Paquito probably knew a lecture was coming on. He was 17, just a few weeks beyond throwing his mortarboard into the air at the Eastern Hills High School graduation, wondering what would happen next.
Paco went on, because this is sometimes what fathers do -- talk to the televisions when they're really talking to their sons.
"I went to college as a more mature man," he continued. "I had already learned about discipline and responsibility. Would I have learned it eventually anyway? Probably. But where I got mine was in the military."
Paquito never said a word, and the subject changed as soon as the commercial did.
Francisco T. Martinez -- Paco to those who know him -- has relived that conversation countless times the past two years. It is on a constant loop in his brain, over and over -- the words, the tone, the certainty in his fatherly message.

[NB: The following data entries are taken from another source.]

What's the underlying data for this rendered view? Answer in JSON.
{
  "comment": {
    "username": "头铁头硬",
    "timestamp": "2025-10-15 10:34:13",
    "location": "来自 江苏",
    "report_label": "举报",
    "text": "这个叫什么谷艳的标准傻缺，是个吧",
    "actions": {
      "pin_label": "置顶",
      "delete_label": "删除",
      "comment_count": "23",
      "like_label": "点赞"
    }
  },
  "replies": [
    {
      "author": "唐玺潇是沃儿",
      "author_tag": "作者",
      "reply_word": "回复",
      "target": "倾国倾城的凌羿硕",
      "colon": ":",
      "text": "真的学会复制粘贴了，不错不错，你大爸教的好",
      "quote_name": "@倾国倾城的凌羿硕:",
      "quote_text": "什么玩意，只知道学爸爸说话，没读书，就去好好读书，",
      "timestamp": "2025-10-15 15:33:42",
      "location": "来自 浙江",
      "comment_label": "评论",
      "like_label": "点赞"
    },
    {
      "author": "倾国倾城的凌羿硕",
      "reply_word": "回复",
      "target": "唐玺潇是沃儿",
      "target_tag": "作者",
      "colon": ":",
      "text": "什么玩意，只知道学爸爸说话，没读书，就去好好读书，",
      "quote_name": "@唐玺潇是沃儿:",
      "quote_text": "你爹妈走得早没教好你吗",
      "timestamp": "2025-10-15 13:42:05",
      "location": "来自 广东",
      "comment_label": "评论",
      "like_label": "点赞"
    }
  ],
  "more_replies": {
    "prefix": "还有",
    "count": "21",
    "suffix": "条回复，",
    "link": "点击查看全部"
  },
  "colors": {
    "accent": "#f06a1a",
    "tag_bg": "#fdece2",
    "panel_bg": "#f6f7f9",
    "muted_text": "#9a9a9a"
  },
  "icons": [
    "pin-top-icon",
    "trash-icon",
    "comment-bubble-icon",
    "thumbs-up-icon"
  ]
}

This is the part of grief that the psychiatrists never talk about. They say there is disbelief, yearning, anger, depression and acceptance. Never guilt, though.
But Paquito is buried in the national cemetery in Dallas, his last living act in the uniform of the U.S. Army, trying to bring peace to a divided neighborhood in Ramadi, Iraq.
Martinez can't help but think about that night's conversation, as it plays and replays in his mind.
"Maria tells me I'm a good father, and Paquito made his own choices," Martinez said, referring to his wife. "But do I ever feel like I had a lot to do with that? Yeah, I do. I planted the seed."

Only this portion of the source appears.